И она многозначительно потрясла рюкзаком, который как–то странно загремел: по–видимому, Люси захватила все содержимое своего трюмо.
– Итак, надо что–то придумать с волосами. Исключительно потому, что я неважно себя чувствовала из–за сломанной руки, не выспалась и так далее, я позволила Люси перехватить инициативу. Сил бороться у меня не было: пару раз я вскрикнула, но на этот раз ребята из секретной службы не примчались меня спасать, размахивая пистолетами. Правда, Люси не остановил бы и взвод десантников: этого момента она ждала много лет. В рюкзаке оказался полный комплект одежды и куча косметики, которую сестрица явно хотела побыстрее применить ко мне, тупо стоявшей под струями воды.
– Это авапухи, – пояснила Люси, выдавливая мне на голову какую–то фруктовую гадость. – Гавайский экстракт имбиря. Вымой им волосы, и вот тебе абрикосовый скраб для тела.
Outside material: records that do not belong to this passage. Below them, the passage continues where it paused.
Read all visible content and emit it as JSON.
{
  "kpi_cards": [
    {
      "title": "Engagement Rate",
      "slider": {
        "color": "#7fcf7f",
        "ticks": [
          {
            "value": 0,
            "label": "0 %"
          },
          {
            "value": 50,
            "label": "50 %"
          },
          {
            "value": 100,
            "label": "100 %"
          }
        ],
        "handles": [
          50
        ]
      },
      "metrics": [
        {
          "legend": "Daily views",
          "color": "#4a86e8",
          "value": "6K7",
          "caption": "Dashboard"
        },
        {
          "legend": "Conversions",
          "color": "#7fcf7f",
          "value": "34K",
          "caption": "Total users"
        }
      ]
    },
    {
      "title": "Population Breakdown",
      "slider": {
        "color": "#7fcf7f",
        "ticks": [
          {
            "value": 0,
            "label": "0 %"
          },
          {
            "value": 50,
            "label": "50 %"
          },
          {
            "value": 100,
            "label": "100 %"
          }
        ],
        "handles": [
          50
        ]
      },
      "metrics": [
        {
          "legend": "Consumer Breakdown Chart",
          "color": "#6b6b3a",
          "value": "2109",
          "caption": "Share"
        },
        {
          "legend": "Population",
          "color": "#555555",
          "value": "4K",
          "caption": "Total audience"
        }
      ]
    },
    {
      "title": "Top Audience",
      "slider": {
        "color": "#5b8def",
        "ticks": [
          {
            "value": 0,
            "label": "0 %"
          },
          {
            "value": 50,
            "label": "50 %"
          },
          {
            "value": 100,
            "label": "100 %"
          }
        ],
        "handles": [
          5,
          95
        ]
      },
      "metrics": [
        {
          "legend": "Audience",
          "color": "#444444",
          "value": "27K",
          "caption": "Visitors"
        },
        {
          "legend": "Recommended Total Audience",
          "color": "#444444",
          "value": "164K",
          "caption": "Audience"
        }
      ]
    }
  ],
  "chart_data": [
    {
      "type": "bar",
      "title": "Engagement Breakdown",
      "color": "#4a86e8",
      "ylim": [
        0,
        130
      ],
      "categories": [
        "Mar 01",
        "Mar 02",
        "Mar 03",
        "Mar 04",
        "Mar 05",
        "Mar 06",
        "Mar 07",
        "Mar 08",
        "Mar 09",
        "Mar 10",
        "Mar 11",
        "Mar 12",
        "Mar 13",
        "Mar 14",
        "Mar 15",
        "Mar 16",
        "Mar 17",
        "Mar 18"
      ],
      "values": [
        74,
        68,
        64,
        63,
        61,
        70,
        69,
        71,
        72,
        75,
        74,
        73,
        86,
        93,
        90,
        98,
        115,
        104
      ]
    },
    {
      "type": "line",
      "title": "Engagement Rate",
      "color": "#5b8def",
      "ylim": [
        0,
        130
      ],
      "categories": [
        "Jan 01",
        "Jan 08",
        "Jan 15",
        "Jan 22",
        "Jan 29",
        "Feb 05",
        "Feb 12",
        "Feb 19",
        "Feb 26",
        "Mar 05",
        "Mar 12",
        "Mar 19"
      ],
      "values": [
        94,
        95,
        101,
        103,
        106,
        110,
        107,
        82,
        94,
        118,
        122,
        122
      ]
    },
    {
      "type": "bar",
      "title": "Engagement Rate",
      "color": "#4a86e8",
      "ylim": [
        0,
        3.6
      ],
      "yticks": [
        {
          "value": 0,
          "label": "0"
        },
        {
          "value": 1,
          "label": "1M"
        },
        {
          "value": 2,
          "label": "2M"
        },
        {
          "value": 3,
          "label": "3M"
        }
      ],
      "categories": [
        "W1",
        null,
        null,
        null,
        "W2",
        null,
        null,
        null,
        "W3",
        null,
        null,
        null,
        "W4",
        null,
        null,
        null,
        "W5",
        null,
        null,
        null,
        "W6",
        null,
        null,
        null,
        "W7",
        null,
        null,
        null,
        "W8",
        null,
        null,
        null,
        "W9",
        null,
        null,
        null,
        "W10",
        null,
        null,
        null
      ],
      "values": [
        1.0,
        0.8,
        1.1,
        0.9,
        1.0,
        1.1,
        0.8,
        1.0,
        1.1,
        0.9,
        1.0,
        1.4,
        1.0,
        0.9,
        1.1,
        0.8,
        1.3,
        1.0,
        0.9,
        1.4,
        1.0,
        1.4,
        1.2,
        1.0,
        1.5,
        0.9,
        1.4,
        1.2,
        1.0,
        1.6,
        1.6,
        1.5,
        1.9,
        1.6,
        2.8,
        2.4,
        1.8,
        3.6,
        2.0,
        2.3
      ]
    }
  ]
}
– Люси! – взмолилась я, пытаясь разлепить глаза от авапухи. – Что ты хочешь со мной сделать, а?
– Спасти, – сурово и лаконично ответила моя мучительница. – Вообще–то ты должна быть мне благодарна.
– Благодарна? За что? За то, что из–за твоего дрянного экстракта имбиря я ослепла на всю жизнь?
– Нет, за то, что пытаюсь сделать из тебя человека, – не отреагировала на сарказм Люси. – Думаешь, мне было приятно отвечать на вопросы – всю ночь, между прочим – «Неужели это твоя сестра? Она что, принадлежит к какой–то секте?»
Только я открыла рот, чтобы возразить, как Люси выдавила в него аквафреш. Пока я отплевывалась пастой, сестра невозмутимо продолжала:
– Теперь кондиционер. Бери, это специальный, им моют гриву лошадям перед выступлениями.
– Я не лошадь! – возмутилась я, пытаясь достать здоровой рукой Люси, а затем дать ей по башке гипсом.
– Охотно верю. Но, Сэм, считай, что это… скорая помощь красоты. – Люси снова подтолкнула меня под струю воды: – Смой, а потом еще раз намыль, прошу.
Когда Люси закончила свои измывательства, я была чистой до скрипа и благоухала сильнее, чем цветник у меня в палате.
Признаться, выглядела я действительно намного лучше, чем обычно. Под надзором Люси я выпрямила волосы, и они легли мягкими волнами на плечи. И хотя мои веснушки скрыть довольно трудно, Люси сделала что–то, чтобы они были не так заметны.
Итак, я не сопротивлялась гавайскому экстракту имбиря, абрикосовому скрабу и лошадиному кондиционеру. Я согласилась на тушь, тональный крем и блеск для губ.
Но я ни за что на свете не хотела надевать то, что Люси мне принесла: ярко–голубую блузку и юбку в тон.